South Korean insurer Kyobo Life Insurance assured its investors that it is committed in holding an initial public offering (IPO), which it has been putting off for three years.
According to a report by Pulse News, the insurer once again dangled the promise of an IPO to its investors, in order to prevent them from exercising options that could cost the market’s third-largest player close to KRW1 trillion won (US$886 million). Such a loss would be hugely detrimental to the insurer, which, along with other players, is scrambling to bolster its capital base to meet new accounting rules in 2022.
The insurer received investments from various entities both in Korea and overseas in 2012, under the condition that it went public by September 2015. Affinity Equity Partners owns 9.05%, Ontario Teachers’ Pension Plan 7.62%, SC Private Equity 5.33%, IMM Private Equity 5.23%, Baring Private Equity Asia 5.23%, and Government of Singapore Investment Corp. (GIC) 4.50%.
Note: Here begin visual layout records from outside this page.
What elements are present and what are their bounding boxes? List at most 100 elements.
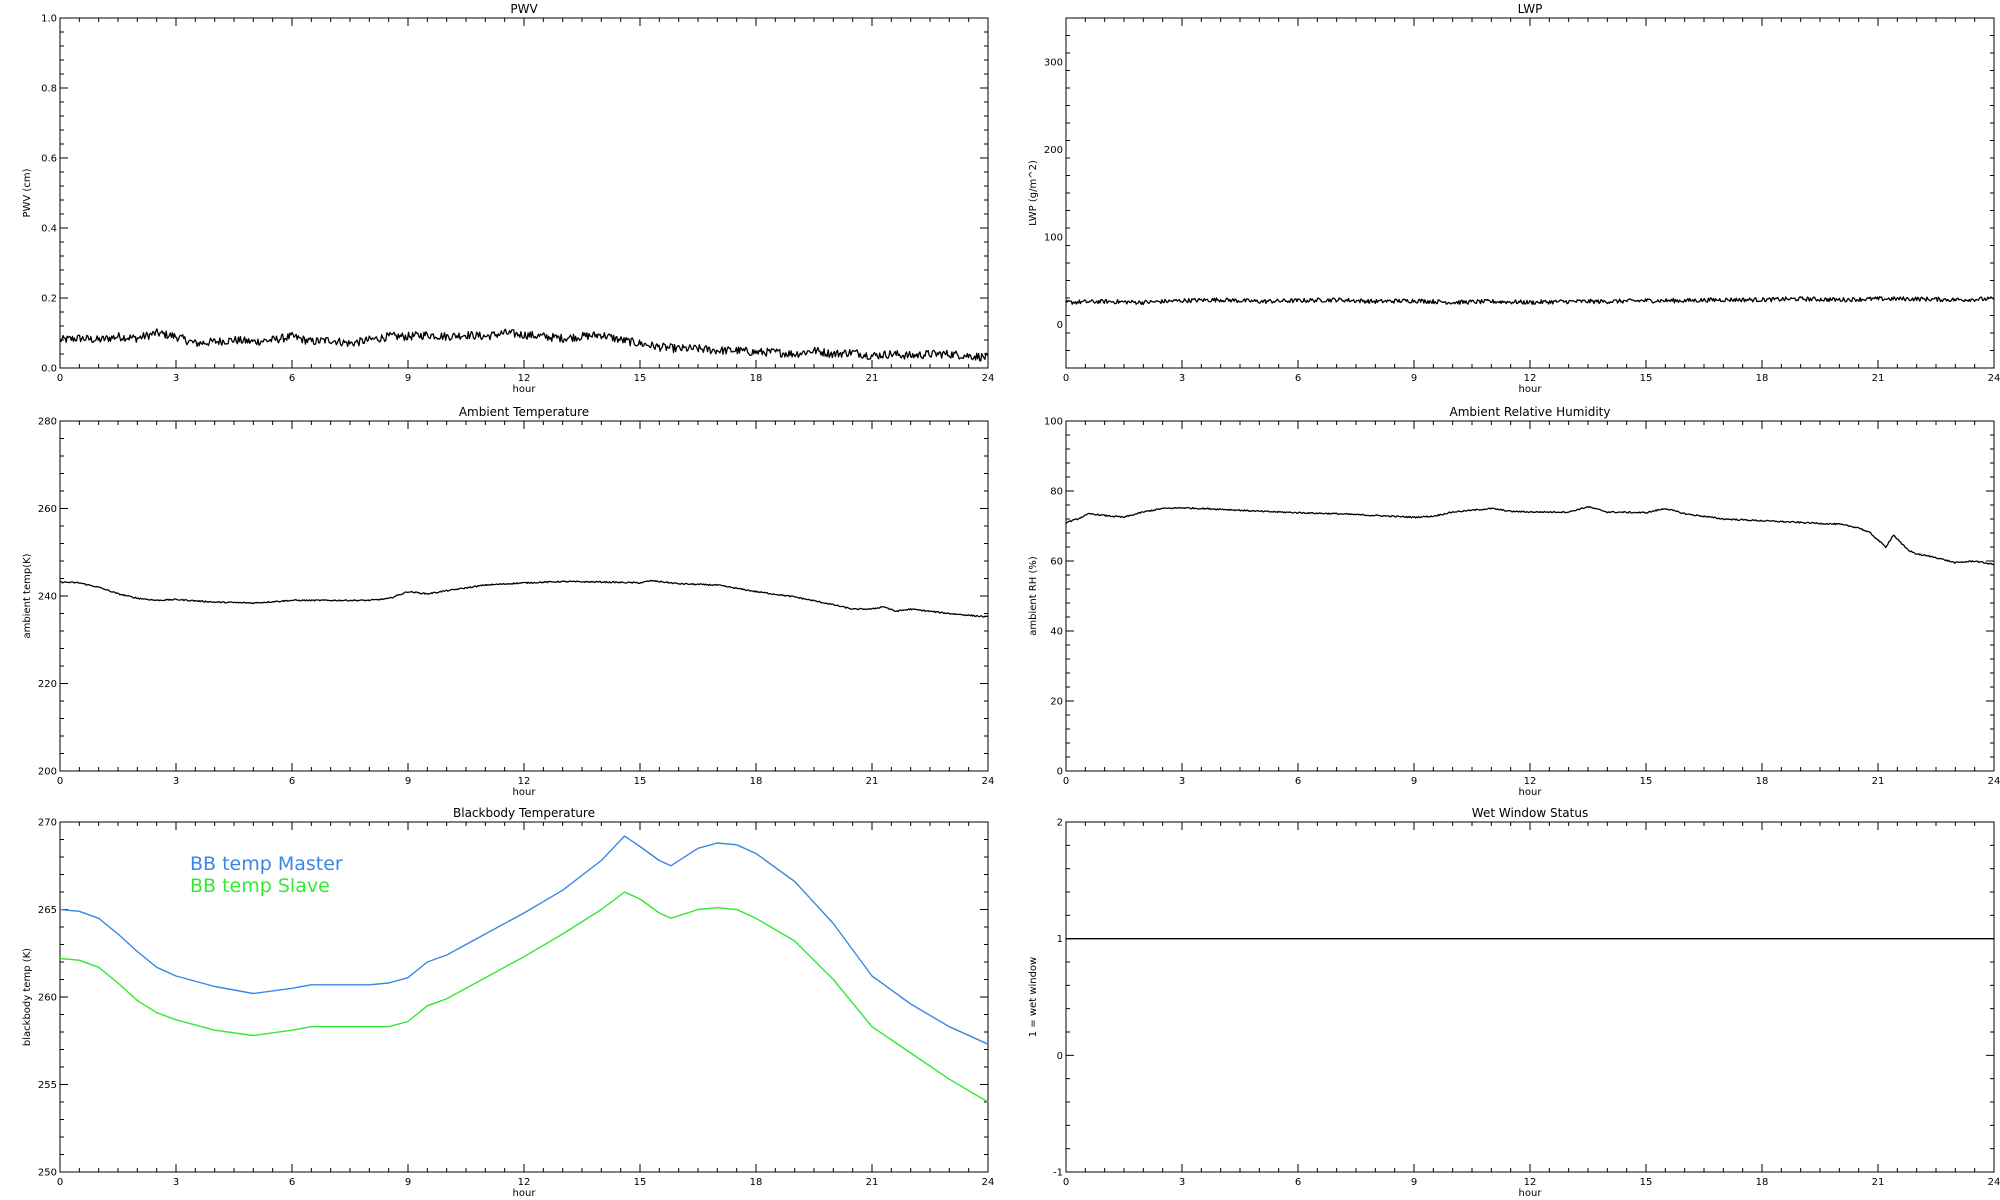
- x-axis-label: hour: [1519, 787, 1543, 798]
- y-tick-label: 200: [38, 767, 57, 778]
- x-tick-label: 18: [1756, 1177, 1769, 1188]
- legend-label: BB temp Master: [190, 853, 343, 875]
- x-tick-label: 15: [634, 373, 647, 384]
- plot-frame: [1065, 420, 1995, 772]
- x-tick-label: 24: [1988, 1177, 2000, 1188]
- chart-title: Blackbody Temperature: [453, 806, 595, 820]
- series-line-0: [1065, 296, 1995, 306]
- y-tick-label: 0.2: [41, 294, 57, 305]
- x-tick-label: 15: [1640, 373, 1653, 384]
- y-tick-label: 300: [1044, 57, 1063, 68]
- x-tick-label: 21: [1872, 1177, 1885, 1188]
- chart-title: Wet Window Status: [1472, 806, 1588, 820]
- y-tick-label: 40: [1050, 627, 1063, 638]
- series-line-0: [59, 328, 989, 362]
- x-axis-label: hour: [1519, 1188, 1543, 1199]
- y-axis-label: LWP (g/m^2): [1028, 160, 1039, 226]
- x-tick-label: 0: [57, 373, 63, 384]
- y-tick-label: 0: [1057, 767, 1063, 778]
- x-axis-label: hour: [513, 1188, 537, 1199]
- chart-title: PWV: [510, 2, 538, 16]
- x-tick-label: 21: [866, 1177, 879, 1188]
- y-tick-label: 200: [1044, 145, 1063, 156]
- x-tick-label: 6: [289, 1177, 295, 1188]
- chart-panel-2: Ambient Temperature 0 3 6 9 12 15 18 21 24 200 220 2…: [22, 405, 994, 798]
- x-axis-label: hour: [513, 384, 537, 395]
- y-tick-label: 0.0: [41, 364, 57, 375]
- x-tick-label: 0: [1063, 1177, 1069, 1188]
- y-tick-label: 260: [38, 504, 57, 515]
- x-tick-label: 9: [1411, 1177, 1417, 1188]
- x-tick-label: 0: [1063, 373, 1069, 384]
- y-tick-label: 80: [1050, 487, 1063, 498]
- plot-frame: [59, 420, 989, 772]
- series-line-0: [59, 579, 988, 618]
- x-tick-label: 24: [1988, 373, 2000, 384]
- x-tick-label: 9: [405, 1177, 411, 1188]
- x-tick-label: 6: [289, 373, 295, 384]
- chart-panel-3: Ambient Relative Humidity 0 3 6 9 12 15 18 21 24 0…: [1028, 405, 2000, 798]
- plot-frame: [1065, 17, 1995, 369]
- x-tick-label: 9: [405, 776, 411, 787]
- legend-label: BB temp Slave: [190, 875, 330, 897]
- y-tick-label: 260: [38, 993, 57, 1004]
- x-tick-label: 12: [518, 1177, 531, 1188]
- x-tick-label: 18: [750, 1177, 763, 1188]
- x-tick-label: 3: [1179, 1177, 1185, 1188]
- series-line-0: [1065, 505, 1995, 566]
- x-tick-label: 18: [750, 776, 763, 787]
- y-tick-label: 220: [38, 679, 57, 690]
- x-tick-label: 24: [1988, 776, 2000, 787]
- series-line-1: [59, 891, 989, 1103]
- chart-panel-1: LWP 0 3 6 9 12 15 18 21 24 0 100 200 300 hour LWP (g/m^…: [1028, 2, 2000, 395]
- chart-panel-4: Blackbody Temperature 0 3 6 9 12 15 18 21 24 250 25…: [22, 806, 994, 1199]
- x-tick-label: 3: [173, 1177, 179, 1188]
- x-tick-label: 24: [982, 1177, 995, 1188]
- x-tick-label: 21: [866, 776, 879, 787]
- x-tick-label: 12: [1524, 776, 1537, 787]
- x-tick-label: 15: [634, 1177, 647, 1188]
- y-tick-label: 250: [38, 1168, 57, 1179]
- x-tick-label: 18: [750, 373, 763, 384]
- x-tick-label: 18: [1756, 776, 1769, 787]
- chart-title: Ambient Temperature: [459, 405, 589, 419]
- x-tick-label: 12: [518, 373, 531, 384]
- y-axis-label: ambient temp(K): [22, 553, 33, 638]
- x-tick-label: 3: [1179, 373, 1185, 384]
- x-tick-label: 3: [173, 776, 179, 787]
- y-tick-label: 0.4: [41, 224, 57, 235]
- y-tick-label: 60: [1050, 557, 1063, 568]
- y-tick-label: 1.0: [41, 14, 57, 25]
- x-tick-label: 9: [1411, 776, 1417, 787]
- chart-title: LWP: [1518, 2, 1543, 16]
- y-axis-label: blackbody temp (K): [22, 948, 33, 1046]
- x-tick-label: 9: [405, 373, 411, 384]
- x-tick-label: 0: [57, 1177, 63, 1188]
- x-tick-label: 15: [1640, 1177, 1653, 1188]
- y-tick-label: 100: [1044, 417, 1063, 428]
- x-tick-label: 18: [1756, 373, 1769, 384]
- x-tick-label: 12: [1524, 1177, 1537, 1188]
- x-tick-label: 6: [1295, 1177, 1301, 1188]
- x-tick-label: 6: [1295, 776, 1301, 787]
- y-axis-label: ambient RH (%): [1028, 556, 1039, 636]
- y-tick-label: 255: [38, 1080, 57, 1091]
- x-tick-label: 21: [1872, 373, 1885, 384]
- x-tick-label: 15: [634, 776, 647, 787]
- plot-frame: [1065, 821, 1995, 1173]
- x-tick-label: 24: [982, 373, 995, 384]
- x-tick-label: 3: [1179, 776, 1185, 787]
- y-tick-label: 0.6: [41, 154, 57, 165]
- x-tick-label: 0: [1063, 776, 1069, 787]
- y-tick-label: 0: [1057, 320, 1063, 331]
- y-tick-label: 265: [38, 905, 57, 916]
- y-axis-label: 1 = wet window: [1028, 957, 1039, 1037]
- x-axis-label: hour: [513, 787, 537, 798]
- x-tick-label: 12: [1524, 373, 1537, 384]
- y-tick-label: 0.8: [41, 84, 57, 95]
- y-tick-label: 2: [1057, 818, 1063, 829]
- y-tick-label: 240: [38, 592, 57, 603]
- y-tick-label: 20: [1050, 697, 1063, 708]
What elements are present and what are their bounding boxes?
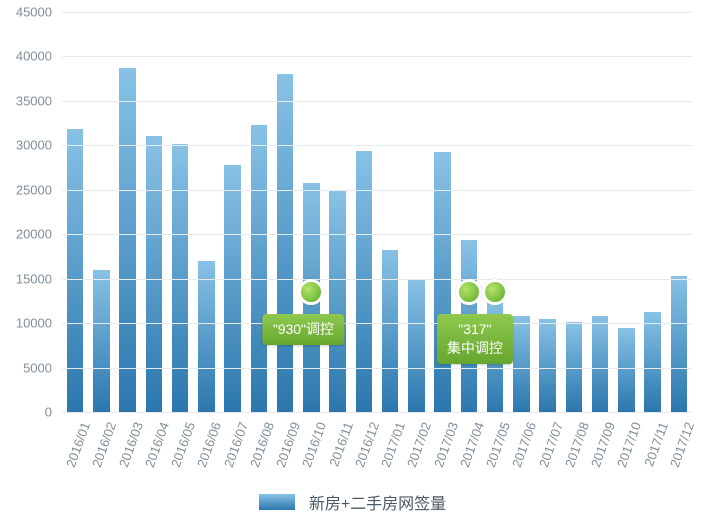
xtick-label: 2017/10 [614, 420, 644, 469]
xtick-label: 2017/06 [509, 420, 539, 469]
ytick-label: 5000 [0, 360, 52, 375]
bar [198, 261, 214, 412]
xtick-label: 2017/11 [641, 420, 671, 468]
xtick-label: 2016/02 [89, 420, 119, 469]
bar [434, 152, 450, 412]
gridline [62, 190, 692, 191]
gridline [62, 279, 692, 280]
bar [513, 316, 529, 412]
ytick-label: 20000 [0, 227, 52, 242]
bar [644, 312, 660, 412]
gridline [62, 56, 692, 57]
bar [303, 183, 319, 412]
ytick-label: 40000 [0, 49, 52, 64]
bar [618, 328, 634, 412]
bar [408, 280, 424, 412]
xtick-label: 2016/10 [299, 420, 329, 469]
bar [146, 136, 162, 412]
legend: 新房+二手房网签量 [0, 490, 705, 515]
ytick-label: 0 [0, 405, 52, 420]
xtick-label: 2017/12 [667, 420, 697, 469]
bar [119, 68, 135, 412]
bar [671, 276, 687, 412]
bar [251, 125, 267, 412]
bar [592, 316, 608, 412]
bar [487, 300, 503, 412]
bar [461, 240, 477, 412]
bar [67, 129, 83, 412]
legend-swatch [259, 494, 295, 510]
ytick-label: 15000 [0, 271, 52, 286]
bar [329, 191, 345, 412]
gridline [62, 234, 692, 235]
ytick-label: 35000 [0, 93, 52, 108]
gridline [62, 368, 692, 369]
plot-area [62, 12, 692, 412]
xtick-label: 2017/02 [404, 420, 434, 469]
bar [277, 74, 293, 412]
bar [382, 250, 398, 412]
xtick-label: 2016/11 [326, 420, 356, 468]
ytick-label: 10000 [0, 316, 52, 331]
xtick-label: 2016/03 [116, 420, 146, 469]
bar [224, 165, 240, 412]
legend-label: 新房+二手房网签量 [309, 490, 446, 514]
ytick-label: 25000 [0, 182, 52, 197]
bar [93, 270, 109, 412]
xtick-label: 2016/07 [221, 420, 251, 469]
gridline [62, 145, 692, 146]
ytick-label: 45000 [0, 5, 52, 20]
xtick-label: 2017/03 [431, 420, 461, 469]
gridline [62, 12, 692, 13]
gridline [62, 101, 692, 102]
ytick-label: 30000 [0, 138, 52, 153]
gridline [62, 412, 692, 413]
bar-chart: 0 5000 10000 15000 20000 25000 30000 35000 40000… [0, 0, 705, 515]
xtick-label: 2017/07 [536, 420, 566, 469]
bar [539, 319, 555, 412]
gridline [62, 323, 692, 324]
xtick-label: 2016/06 [194, 420, 224, 469]
bars [62, 12, 692, 412]
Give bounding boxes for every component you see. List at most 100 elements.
Four of the six mentioned investors have said that they would exercise their option and sell their shares in the insurer. The fifth, SC Private Equity, is also considering joining them. The five investors’ holdings combined represent 29.34% of Kyobo Life. If Ontario Teachers’ Pension Plan decides to join, this would bump up the total holdings to 36.96%.
If no-one buys the shares, Kyobo will be forced to reimburse the investors an estimated KRW1 trillion. This will hurt the company’s efforts to comply with the incoming IFRS 17 standard. It still needs to raise between KRW2 trillion to KRW5 trillion in capital to meet the requirements.
However, the report said that holding an IPO will be tough due to poor sentiment in the domestic stock market and a bleak outlook for the insurance industry due to weakening local demand. Orange Life, formerly known as ING Life Insurance Korea, recently cancelled its IPO due to weak investor demand.